Enter the name Tim Harford into Google and you get 835,000 results.
Or 325,000, or 285,000… I got these widely differing results on computers within metres of each other in the same office at the same time.
For a few heart-stopping moments, we thought we had broken Google - with the name of the presenter of BBC radio's More or Less programme.
But no. The first lesson of search engine accuracy is that the number of results you'll get depends on the computer you're using and which copy of Google you're using. There are several copies of Google in the world, and your search query will be dispatched to whichever version is the least busy.
The results will also be personalised, according to what you've searched for previously and where you're based.
It's also worth mentioning that I searched for myself and got 68 million web page results.
I've written no books, starred in no films, and you've probably never heard of me. And yet I'm massive on the web.
Or, more likely, my secret to search engine success is to have a name made up of two popular first names.
So, search results can be misleading and the number of results won't mean much if you fail to use inverted commas around a name or a phrase, or if you use ambiguous terms. Ask a silly question, get a silly answer.
But even when you've got your enquiry honed to a fine degree, and consider yourself a champion in google-fu, don't believe the numbers.
You might think that if a search engine tells you it's returned, say, 68 million results, there are 68 million pages you could, in principle, view.
Not necessarily so.
A study comparing results from three search engines for queries that generated fewer than 1,000 results, found that even the best-performing search engine was pretty rough and ready in its calculations.
None of the search engines was providing exact document counting, only estimates.

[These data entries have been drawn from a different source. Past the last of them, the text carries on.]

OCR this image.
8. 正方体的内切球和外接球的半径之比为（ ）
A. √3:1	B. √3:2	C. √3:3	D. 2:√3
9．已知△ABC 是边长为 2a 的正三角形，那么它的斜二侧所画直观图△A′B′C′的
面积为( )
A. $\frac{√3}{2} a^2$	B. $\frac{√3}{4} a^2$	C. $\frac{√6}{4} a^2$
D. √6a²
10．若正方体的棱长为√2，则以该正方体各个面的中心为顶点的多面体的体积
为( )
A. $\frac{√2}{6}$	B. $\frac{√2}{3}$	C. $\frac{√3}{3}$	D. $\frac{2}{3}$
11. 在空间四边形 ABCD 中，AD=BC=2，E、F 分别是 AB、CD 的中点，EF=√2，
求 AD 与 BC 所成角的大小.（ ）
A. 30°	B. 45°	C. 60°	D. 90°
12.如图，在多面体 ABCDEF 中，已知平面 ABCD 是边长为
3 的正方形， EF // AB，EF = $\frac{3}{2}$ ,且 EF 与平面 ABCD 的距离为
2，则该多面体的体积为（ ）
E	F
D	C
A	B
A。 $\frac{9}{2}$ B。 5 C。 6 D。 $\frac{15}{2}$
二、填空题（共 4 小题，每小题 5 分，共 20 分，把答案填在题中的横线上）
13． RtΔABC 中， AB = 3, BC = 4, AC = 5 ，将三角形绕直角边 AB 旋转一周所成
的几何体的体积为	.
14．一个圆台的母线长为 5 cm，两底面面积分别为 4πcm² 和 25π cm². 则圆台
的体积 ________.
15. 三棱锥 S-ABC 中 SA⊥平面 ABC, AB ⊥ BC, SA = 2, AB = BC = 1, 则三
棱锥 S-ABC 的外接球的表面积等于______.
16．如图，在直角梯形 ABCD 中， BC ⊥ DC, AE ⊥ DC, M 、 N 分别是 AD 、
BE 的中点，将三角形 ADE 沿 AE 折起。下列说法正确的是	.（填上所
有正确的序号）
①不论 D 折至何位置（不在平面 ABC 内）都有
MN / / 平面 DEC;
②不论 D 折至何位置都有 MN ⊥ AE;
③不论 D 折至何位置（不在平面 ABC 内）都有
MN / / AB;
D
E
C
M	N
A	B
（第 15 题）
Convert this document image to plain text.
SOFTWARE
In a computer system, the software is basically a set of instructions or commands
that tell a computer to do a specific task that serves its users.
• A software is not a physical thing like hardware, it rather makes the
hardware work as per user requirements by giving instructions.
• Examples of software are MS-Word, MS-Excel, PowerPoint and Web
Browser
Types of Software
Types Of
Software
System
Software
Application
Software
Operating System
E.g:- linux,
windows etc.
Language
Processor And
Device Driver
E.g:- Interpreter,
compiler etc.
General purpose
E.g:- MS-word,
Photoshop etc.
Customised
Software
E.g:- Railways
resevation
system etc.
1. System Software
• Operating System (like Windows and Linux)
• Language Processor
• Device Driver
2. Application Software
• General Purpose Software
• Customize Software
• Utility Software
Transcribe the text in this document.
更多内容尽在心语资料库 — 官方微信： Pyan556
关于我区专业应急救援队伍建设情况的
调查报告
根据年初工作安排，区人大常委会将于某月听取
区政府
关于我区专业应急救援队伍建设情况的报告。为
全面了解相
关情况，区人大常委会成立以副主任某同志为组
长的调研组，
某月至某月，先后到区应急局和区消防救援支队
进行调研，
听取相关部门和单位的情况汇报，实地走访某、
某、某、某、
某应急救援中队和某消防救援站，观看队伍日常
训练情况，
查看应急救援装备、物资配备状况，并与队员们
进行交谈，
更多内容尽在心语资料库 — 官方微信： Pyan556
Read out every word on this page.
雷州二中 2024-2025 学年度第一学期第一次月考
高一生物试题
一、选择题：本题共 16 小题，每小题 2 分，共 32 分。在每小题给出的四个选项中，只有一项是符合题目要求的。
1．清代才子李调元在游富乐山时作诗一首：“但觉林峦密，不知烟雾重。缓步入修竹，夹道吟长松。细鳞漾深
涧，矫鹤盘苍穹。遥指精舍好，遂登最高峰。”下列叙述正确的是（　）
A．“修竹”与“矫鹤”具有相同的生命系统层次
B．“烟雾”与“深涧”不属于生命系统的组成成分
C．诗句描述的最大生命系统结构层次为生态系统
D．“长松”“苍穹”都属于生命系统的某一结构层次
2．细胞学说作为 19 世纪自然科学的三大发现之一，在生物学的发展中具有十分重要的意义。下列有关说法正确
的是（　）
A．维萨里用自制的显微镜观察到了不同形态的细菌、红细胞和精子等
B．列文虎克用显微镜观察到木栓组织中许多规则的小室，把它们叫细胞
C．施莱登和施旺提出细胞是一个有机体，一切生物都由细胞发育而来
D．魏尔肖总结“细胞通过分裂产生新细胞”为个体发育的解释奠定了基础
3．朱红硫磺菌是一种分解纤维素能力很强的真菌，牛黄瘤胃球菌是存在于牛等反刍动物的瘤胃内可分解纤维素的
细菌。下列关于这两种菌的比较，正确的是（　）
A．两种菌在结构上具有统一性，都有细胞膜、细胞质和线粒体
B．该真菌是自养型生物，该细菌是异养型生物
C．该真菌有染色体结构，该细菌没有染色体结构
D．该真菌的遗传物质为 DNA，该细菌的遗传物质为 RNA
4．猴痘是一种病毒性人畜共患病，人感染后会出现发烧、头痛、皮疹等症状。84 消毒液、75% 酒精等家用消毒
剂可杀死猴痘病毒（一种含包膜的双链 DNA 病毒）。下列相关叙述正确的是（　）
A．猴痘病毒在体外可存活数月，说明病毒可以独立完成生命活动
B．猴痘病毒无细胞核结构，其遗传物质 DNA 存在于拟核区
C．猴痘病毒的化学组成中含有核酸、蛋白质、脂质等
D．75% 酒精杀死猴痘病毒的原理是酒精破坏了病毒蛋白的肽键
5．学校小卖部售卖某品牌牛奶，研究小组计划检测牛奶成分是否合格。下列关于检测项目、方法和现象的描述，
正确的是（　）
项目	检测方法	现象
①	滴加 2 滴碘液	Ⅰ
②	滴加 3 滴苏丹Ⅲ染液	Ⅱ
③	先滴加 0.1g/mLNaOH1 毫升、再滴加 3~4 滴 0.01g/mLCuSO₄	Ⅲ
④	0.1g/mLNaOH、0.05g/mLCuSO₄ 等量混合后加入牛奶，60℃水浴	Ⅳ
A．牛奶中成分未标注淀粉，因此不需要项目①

The researchers found that the figures were pretty accurate when they searched for one word. But each time they added a word to the search, the numbers got less and less accurate.
"Eighty per cent of the time, the estimates were reliable - they had only 10% errors in their estimation," says Ahmet Uyar, the head of the computer engineering department at Mersin University, in Turkey.
"But when we tried two-word queries, then the accuracy was reduced almost by half."
And when the researchers submitted five-word queries, the percentage of accurate result estimates halved again - the best-performing search engine estimated the correct number of matching documents to within 10% of the actual number less than 20% of the time.
I tried it myself, searching for the first part of a limerick: "There was a young man from Darjeeling who got on a bus."
First of all, the search engine showed 15 results. It invited me to click to see "omitted results". I did, and it said it had found 29 pages in total but, in actual fact, it could only show 21.
Experts say this lack of precision is tolerated in the name of speed. The super computers behind the scenes have to work very quickly, mixing and matching lots of documents, throwing out spam and pages where the words surrounding your search term are the same - all this in less than a second or two.
And think how much worldwide web there is to search. Search engines probably cover only a fraction of it.
In 1999, researchers tried to assess exactly how much of the web was to be found in the indexes of major search engines - about 16%, they concluded, in a paper published in Nature.
And although search engines have developed a great deal since then, the internet has also been growing very rapidly, and it's likely that search engines still only cover a relatively small section of the information that is out there. And only ever will.
Search engines could crawl the internet forever and still not find all the web pages that exist, according to Professor Mike Thelwall, a cybermetrics researcher at Wolverhampton University in the UK.
"The reason is there's no one big list of web pages in the world, or even a single list of all the websites in the world," he says.
"Essentially all search engines start with a few big websites and then they try to find new websites, mainly by following the links on existing websites. So if you've got a fairly new website that no-one links to yet, the chances are Google won't know about you."
And many web pages don't exist until you request them, he adds.
"Google search results pages are an example, since the number of different queries that could be submitted to Google to create a results page is practically infinite.
"Also, many websites are created by content management systems now, with different variants for different users created when the user visits.
"These 'dynamically-created pages' also include many web 2.0 pages that are editable by users, such as social networking sites."